La Dirección General de Electricidad del Ministerio de Energía
dio en el 2003 una nueva norma para el alumbrado de vías públicas,
la misma que establece las condiciones que deben cumplir las instalaciones,
así como los estándares mínimos de iluminación.
Existe un nivel de iluminación específico según
el tipo de vía (expresa, arterial, colectora, local comercial
y residencial y vía peatonal), pero la norma no obliga a las
empresas a cumplir con los estándares óptimos, basta con
que alcancen el mínimo de iluminación exigido para cumplir
con ella.
"Para una calle residencial se ha establecido entre dos y cinco
'luxes' (unidades que miden la intensidad de la luz reflejada en una
superficie), pero con que la empresa llegue a dos cumple la ley, aun
cuando lo óptimo sea cinco", agrega el ingeniero Ucañay.
En Lima existen alumbrado público y ornamental. El primero lo
financian las empresas eléctricas con el 5% del monto de la factura
de un distrito, que es dividido entre sus habitantes. El segundo, la
iluminación de plazas, parques o monumentos, que lo pagan las
comunas. Si estas exigen aumentar la potencia de las lámparas
pagarán más. Allí estaría la respuesta a
las diferencias del alumbrado entre distritos. Mientras que San Isidro
o Miraflores tienen luminarias más potentes, en el Rímac,
por ejemplo, apenas hay dos postes por cuadra, según la comuna
rimense.
FISCALIZACIÓN
Y DEFICIENCIAS
El Organismo Supervisor de la Inversión en Energía (Osinerg)

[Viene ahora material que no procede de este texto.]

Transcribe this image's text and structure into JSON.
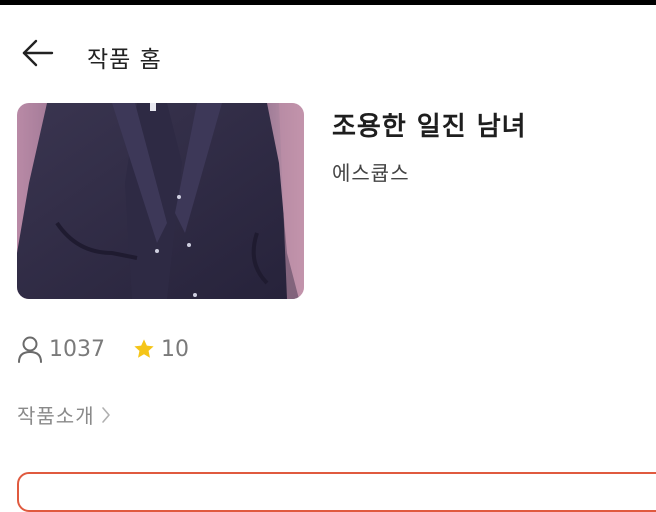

fiscaliza las instalaciones de alumbrado público. Su metodología
vigente, incluida en un plan estratégico con vigencia hasta el
2008, exige a las empresas de electricidad del país a mantener
sus instalaciones de alumbrado público operativas con indicadores
de deficiencia dentro de niveles específicos de tolerancia, establecidos
mediante una fiscalización de una muestra representativa.
Si los superan, las empresas ingresan a un proceso sancionador y deben
pagar una multa que alimenta el Fondo de Electrificación Rural
administrado por el Ministerio de Energía.
La última evaluación al parque de alumbrado público
de Edelnor y Luz del Sur se hizo en el 2005. Las empresas podían
pasar el examen con 2,5% de deficiencias por cada 100 lámparas
(focos inoperativos, pastorales rotos o mal orientados, interferencia
del haz luminoso de un poste por la presencia de un árbol y ausencia
de unidades de alumbrado cuando corresponde).
La primera lo pasó, sin embargo, Edelnor superó ese nivel
de tolerancia y ahora está incurso en un proceso sancionador.
Para este año, se ha establecido un menor nivel de tolerancia
de deficiencias: 2% según un programa de adecuación acordado
con las empresas. Sin embargo, Osinerg no tiene los mecanismos para
obligarlas a alcanzar los niveles óptimos de iluminación.
Mientras ello no esté normado, solo enfoca su atención
en que las lámparas de los postes estén encendidas en
los horarios establecidos y que tengan mantenimiento.
ATENCIÓN A LOS RECLAMOS
El tiempo que les toma a las empresas de electricidad subsanar sus deficiencias
reportadas por los usuarios también está contemplado en
la evaluación del Osinerg. En zonas urbanas, las empresas tienen
tres días para reparar luminarias inoperativas o pastorales rotos,
siete para colocar una unidad de alumbrado público cuando corresponde
y 45 días cuando el problema de iluminación tiene que
ver con la interferencia de un árbol.
Es claro que el servicio de alumbrado público en Lima ha mejorado
en comparación con los años ochenta y noventa, pero la
capital puede aspirar a tener un mejor nivel de iluminación.
Elaboran
plan para garantizar seguridad haciendo mejoras en la iluminación
La Dirección Municipal de Servicios a la Ciudad elabora un plan
director del alumbrado público urbano para Lima Metropolitana
con el fin de establecer criterios que sirvan para mejorar las condiciones
de iluminación en la capital.
"Nos hemos planteado la necesidad de desarrollar un plan director.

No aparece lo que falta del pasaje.